Otra vez la Plaza se convertía en escuela, en ese espacio sublime cargado de Revolución donde aprendieron los atletas cuyas vidas fueron segadas, los heroicos pilotos, la hermosa carga humana del avión DC-8 CU-455; una escuela donde se aprendió que el dolor se vive colectivo y se llora por los hijos de otros como si fueran propios; una escuela que enseñó a los niños a no llorar la pérdida de sus padres sino a comprometerse, a ser mejores estudiantes, trabajadores y soldados, y seguir sus ejemplos.
La misma escuela mambisa que enseñó a las madres a preparar y formar más hijos y entregárselos a la Patria, como aquella inolvidable Mariana…
A las víctimas de aquella horrenda barbarie del imperio, la Patria los contempla orgullosa; viven por siempre en el corazón del pueblo cubano que sigue siendo heroico y viril y continúa haciendo temblar la injusticia para que crímenes como este no queden nunca impunes ni en el olvido. En su honor, desde el año 2010 el Consejo de Estado de Cuba aprobó el Decreto-Ley que decide declarar oficialmente el 6 de octubre de cada año, como Día de las Víctimas del Terrorismo de Estado.

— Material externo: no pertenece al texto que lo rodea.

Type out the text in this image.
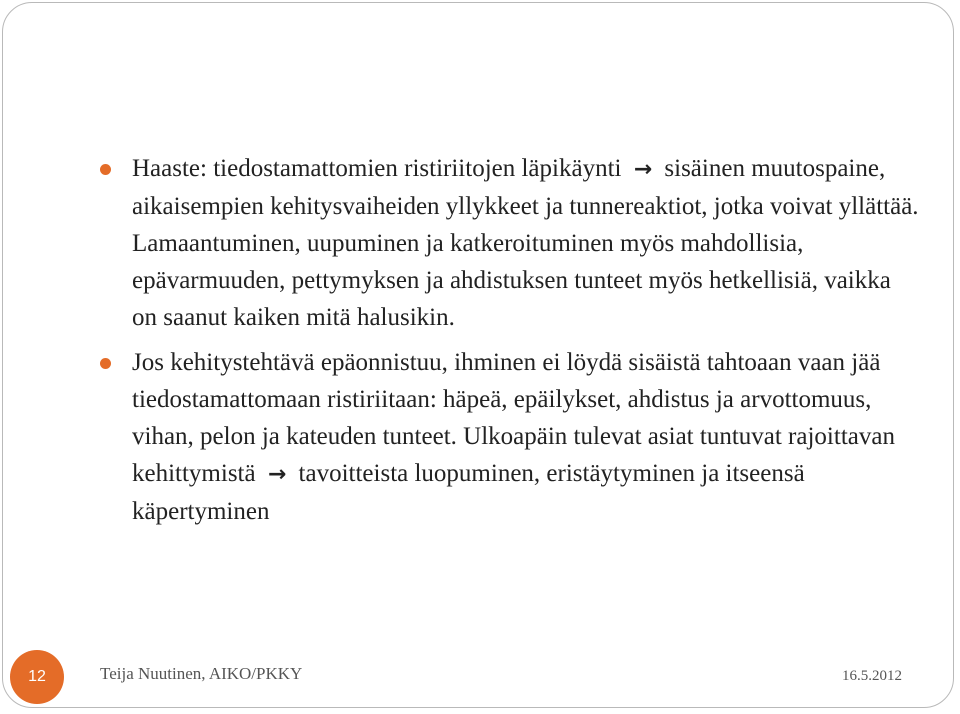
Haaste: tiedostamattomien ristiriitojen läpikäynti → sisäinen muutospaine, aikaisempien kehitysvaiheiden yllykkeet ja tunnereaktiot, jotka voivat yllättää. Lamaantuminen, uupuminen ja katkeroituminen myös mahdollisia, epävarmuuden, pettymyksen ja ahdistuksen tunteet myös hetkellisiä, vaikka on saanut kaiken mitä halusikin.
Jos kehitystehtävä epäonnistuu, ihminen ei löydä sisäistä tahtoaan vaan jää tiedostamattomaan ristiriitaan: häpeä, epäilykset, ahdistus ja arvottomuus, vihan, pelon ja kateuden tunteet. Ulkoapäin tulevat asiat tuntuvat rajoittavan kehittymistä → tavoitteista luopuminen, eristäytyminen ja itseensä käpertyminen
12	Teija Nuutinen, AIKO/PKKY	16.5.2012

Después de más de cuatro décadas del crimen de Barbados, es la hora, en la actual situación que vive Cuba, de pensar más unidos como país y saber qué otro compromiso callado, desde lo interno, podía hacer cada cubano para estar a la altura del heroísmo demostrado en diferentes etapas históricas, recordando siempre que la respuesta está en aquellas palabras trascendentes de José Martí: “Mi deber, mientras me queden pies, el deber de todos nosotros, mientras nos queden pies, es ponernos de pie y decir: ¡PRESENTES!”